L'objectif de la loi de 2021 est d'aboutir à ce que les religieux qui privilégient aujourd’hui la forme de l’association mixte demandent la création d’une association cultuelle, l’exercice du culte n’étant pas une activité neutre.

Le statut des ministres du culte

Avec la loi de 1905, l’État cesse de salarier les ministres des cultes reconnus. Dès lors, il n’y a plus, à proprement parler, de statut spécifique pour ces officiants.

Néanmoins, du fait même de leurs fonctions, les ministres du culte peuvent être soumis à des règles particulières. Par exemple, ils n'ont pas le droit d’enseigner dans les écoles primaires publiques.
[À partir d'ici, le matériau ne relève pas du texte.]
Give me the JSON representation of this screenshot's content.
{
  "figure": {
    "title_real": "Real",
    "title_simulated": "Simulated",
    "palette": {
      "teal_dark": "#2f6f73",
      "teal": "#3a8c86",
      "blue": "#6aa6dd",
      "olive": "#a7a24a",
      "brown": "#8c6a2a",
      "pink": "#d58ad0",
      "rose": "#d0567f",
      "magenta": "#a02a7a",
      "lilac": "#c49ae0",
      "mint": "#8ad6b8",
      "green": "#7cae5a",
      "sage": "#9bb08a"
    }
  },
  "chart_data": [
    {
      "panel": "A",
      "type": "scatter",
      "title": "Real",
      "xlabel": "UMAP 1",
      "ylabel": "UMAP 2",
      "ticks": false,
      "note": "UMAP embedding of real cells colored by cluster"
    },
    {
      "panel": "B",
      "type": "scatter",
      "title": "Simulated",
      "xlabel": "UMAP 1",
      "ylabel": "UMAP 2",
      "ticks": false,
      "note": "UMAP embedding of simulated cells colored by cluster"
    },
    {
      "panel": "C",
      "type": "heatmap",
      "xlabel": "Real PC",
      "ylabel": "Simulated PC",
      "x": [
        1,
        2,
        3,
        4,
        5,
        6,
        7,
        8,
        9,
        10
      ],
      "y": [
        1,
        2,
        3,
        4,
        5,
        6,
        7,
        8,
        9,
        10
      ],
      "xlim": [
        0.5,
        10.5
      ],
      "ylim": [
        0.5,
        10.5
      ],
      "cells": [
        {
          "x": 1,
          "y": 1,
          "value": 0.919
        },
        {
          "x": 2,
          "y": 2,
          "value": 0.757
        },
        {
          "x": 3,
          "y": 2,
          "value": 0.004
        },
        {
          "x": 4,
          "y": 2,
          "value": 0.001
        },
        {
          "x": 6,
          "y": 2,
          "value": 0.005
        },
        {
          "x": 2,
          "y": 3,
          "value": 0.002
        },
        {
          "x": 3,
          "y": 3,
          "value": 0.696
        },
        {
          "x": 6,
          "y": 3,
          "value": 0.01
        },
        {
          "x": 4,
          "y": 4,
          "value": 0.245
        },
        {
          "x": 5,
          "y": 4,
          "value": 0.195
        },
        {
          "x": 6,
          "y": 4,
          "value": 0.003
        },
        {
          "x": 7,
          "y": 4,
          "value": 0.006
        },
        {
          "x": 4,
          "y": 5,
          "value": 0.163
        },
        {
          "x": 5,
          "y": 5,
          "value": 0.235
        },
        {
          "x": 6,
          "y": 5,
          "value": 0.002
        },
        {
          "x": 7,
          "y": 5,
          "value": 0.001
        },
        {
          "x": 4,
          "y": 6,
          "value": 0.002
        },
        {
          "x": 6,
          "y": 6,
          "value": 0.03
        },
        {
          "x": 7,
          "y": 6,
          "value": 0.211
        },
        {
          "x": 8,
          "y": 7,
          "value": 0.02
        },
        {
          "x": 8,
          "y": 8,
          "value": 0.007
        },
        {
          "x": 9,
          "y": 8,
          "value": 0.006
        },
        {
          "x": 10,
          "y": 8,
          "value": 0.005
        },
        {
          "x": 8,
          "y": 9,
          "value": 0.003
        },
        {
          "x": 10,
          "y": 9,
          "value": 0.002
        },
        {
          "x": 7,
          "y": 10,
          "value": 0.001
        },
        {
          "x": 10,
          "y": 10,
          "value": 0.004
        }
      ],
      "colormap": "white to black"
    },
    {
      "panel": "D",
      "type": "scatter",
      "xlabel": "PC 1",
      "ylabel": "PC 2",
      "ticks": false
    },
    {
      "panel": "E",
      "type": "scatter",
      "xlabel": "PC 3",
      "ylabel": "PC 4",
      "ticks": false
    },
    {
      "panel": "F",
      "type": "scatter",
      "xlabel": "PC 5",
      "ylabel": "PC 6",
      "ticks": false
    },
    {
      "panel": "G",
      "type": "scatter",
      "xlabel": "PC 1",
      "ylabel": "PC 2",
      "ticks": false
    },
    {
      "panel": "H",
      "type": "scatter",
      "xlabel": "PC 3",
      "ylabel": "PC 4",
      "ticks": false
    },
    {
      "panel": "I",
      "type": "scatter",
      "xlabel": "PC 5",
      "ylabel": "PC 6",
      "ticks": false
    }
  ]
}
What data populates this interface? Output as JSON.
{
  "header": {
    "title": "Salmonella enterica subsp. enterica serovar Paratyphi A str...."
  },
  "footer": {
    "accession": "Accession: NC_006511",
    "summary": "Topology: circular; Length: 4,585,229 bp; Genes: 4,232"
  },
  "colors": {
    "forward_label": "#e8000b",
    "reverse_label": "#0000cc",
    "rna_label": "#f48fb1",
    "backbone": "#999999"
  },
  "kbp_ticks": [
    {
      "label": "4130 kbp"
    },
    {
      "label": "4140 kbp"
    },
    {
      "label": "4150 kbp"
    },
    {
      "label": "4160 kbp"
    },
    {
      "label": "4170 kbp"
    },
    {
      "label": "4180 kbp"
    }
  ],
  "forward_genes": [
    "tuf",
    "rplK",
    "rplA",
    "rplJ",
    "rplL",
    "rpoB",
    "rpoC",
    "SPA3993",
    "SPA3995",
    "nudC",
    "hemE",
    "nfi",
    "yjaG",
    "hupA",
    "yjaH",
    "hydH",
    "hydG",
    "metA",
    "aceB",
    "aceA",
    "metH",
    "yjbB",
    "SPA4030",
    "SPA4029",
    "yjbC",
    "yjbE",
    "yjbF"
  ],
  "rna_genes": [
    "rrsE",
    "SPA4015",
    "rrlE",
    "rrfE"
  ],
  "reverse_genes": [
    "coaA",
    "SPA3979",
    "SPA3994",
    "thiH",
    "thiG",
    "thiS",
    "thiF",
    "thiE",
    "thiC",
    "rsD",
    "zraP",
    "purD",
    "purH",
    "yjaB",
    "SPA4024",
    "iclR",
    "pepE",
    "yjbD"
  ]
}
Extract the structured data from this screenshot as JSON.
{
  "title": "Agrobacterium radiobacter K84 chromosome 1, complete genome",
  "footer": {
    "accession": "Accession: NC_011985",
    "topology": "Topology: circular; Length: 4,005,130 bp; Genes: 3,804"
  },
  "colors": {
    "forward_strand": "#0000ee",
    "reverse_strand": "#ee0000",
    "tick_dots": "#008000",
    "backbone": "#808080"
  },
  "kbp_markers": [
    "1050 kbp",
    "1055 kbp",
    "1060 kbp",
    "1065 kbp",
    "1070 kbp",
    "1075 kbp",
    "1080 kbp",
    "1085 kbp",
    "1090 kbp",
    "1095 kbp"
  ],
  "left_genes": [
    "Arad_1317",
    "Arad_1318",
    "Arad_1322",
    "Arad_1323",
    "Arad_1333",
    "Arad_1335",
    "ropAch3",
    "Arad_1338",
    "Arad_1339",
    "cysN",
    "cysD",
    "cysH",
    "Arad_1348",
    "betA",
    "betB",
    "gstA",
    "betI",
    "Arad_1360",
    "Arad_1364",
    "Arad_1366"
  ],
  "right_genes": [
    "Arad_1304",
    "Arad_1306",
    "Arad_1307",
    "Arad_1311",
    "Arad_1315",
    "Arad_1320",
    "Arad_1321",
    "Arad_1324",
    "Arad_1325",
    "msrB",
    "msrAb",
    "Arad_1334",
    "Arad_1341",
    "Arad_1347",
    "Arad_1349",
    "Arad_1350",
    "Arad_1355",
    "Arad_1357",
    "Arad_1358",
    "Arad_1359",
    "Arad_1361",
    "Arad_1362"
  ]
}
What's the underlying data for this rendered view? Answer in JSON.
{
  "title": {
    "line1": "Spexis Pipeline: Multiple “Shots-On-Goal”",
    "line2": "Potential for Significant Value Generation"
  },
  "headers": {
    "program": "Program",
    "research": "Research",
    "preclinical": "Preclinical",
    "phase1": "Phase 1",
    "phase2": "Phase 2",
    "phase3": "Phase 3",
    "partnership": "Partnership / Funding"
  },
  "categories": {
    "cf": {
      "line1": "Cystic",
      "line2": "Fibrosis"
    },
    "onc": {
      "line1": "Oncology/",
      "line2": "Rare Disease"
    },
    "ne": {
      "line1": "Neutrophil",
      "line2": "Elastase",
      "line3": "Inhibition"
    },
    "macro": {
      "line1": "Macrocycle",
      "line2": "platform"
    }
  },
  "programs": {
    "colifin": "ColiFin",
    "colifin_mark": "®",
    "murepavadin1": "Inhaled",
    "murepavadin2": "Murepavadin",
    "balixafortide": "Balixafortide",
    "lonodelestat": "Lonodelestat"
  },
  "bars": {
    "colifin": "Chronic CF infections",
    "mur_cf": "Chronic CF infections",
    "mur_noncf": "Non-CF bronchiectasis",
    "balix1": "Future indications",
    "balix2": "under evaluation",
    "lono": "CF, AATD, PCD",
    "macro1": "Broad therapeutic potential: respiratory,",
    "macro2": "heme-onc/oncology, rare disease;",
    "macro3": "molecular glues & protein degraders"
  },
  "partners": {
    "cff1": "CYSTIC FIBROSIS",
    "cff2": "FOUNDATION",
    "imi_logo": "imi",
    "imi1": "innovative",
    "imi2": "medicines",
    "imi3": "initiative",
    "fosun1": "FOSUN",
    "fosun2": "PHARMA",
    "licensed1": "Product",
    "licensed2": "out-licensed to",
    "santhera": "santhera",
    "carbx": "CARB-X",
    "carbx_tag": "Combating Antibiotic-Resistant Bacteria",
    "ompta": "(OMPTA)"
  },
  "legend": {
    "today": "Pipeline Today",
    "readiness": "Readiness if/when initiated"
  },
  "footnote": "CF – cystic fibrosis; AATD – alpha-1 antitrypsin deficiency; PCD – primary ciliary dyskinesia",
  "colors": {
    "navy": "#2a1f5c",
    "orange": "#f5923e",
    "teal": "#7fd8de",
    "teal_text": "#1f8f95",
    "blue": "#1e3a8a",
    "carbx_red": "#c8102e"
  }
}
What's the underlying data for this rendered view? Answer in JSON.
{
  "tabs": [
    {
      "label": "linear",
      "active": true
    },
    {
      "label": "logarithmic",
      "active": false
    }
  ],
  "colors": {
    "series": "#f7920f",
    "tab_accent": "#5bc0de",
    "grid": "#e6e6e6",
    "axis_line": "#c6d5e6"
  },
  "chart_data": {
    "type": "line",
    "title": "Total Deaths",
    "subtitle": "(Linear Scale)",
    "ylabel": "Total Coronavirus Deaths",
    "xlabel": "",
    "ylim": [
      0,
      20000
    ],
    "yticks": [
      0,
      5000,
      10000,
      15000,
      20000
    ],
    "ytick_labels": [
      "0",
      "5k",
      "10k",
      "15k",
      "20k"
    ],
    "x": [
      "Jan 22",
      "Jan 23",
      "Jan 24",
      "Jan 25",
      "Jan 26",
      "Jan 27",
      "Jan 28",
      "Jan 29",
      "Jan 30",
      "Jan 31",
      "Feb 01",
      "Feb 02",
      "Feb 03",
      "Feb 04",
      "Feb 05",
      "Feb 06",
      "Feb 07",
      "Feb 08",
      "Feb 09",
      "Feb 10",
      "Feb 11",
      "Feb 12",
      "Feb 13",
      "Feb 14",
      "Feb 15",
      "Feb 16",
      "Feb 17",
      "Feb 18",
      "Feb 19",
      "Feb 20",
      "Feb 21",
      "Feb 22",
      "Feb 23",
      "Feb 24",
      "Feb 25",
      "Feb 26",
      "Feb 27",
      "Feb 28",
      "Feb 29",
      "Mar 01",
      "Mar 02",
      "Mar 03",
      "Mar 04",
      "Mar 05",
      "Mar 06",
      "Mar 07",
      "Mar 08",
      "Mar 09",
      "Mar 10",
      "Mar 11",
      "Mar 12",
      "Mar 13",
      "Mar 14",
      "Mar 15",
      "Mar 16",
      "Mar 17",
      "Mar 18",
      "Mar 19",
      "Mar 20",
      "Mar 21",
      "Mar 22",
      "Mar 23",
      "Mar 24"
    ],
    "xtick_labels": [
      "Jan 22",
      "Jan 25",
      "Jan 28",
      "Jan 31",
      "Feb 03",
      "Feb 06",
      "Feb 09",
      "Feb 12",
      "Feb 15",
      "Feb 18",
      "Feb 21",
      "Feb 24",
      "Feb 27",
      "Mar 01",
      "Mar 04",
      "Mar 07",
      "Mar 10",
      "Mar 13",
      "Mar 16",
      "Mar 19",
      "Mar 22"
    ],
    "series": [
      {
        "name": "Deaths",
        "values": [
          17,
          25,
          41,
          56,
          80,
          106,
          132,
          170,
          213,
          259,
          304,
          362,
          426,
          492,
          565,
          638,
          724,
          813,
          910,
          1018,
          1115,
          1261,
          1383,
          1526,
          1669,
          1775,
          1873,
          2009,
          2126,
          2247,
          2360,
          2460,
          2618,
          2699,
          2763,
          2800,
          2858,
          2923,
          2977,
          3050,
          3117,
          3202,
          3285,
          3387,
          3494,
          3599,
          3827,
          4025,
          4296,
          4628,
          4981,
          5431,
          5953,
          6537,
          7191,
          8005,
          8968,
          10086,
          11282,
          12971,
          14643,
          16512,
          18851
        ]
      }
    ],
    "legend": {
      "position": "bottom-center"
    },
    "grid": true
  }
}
De même, les religieux dont la fonction est essentiellement pastorale ne sont pas reconnus comme salariés d’une autorité religieuse. Les rapports entre un ministre du culte et son autorité religieuse échappent au droit du travail et les tribunaux se sont toujours déclarés incompétents pour en juger. L’Église catholique, par exemple, donne le primat au droit canonique selon lequel c’est l’ordination qui crée le lien entre le prêtre et son évêque, il ne peut être question de contrat de travail entre un prêtre et une association diocésaine.

En 1978, a été mis en place un régime d’assurance maladie, maternité, vieillesse, applicable aux ministres des cultes et membres des congrégations et collectivités religieuses. Le conseil d’administration de la Caisse d’assurance vieillesse, invalidité et maladie des cultes (Camivac), organisme national sous la tutelle de l'État créé en 2000 et chargé de gérer ce régime, rassemble des représentants des cultes catholique, musulman, orthodoxe, anglican, bouddhiste et évangélique. Les ministres du culte juifs ou protestants ont eux accepté l’adhésion au régime général de la sécurité sociale en 1945.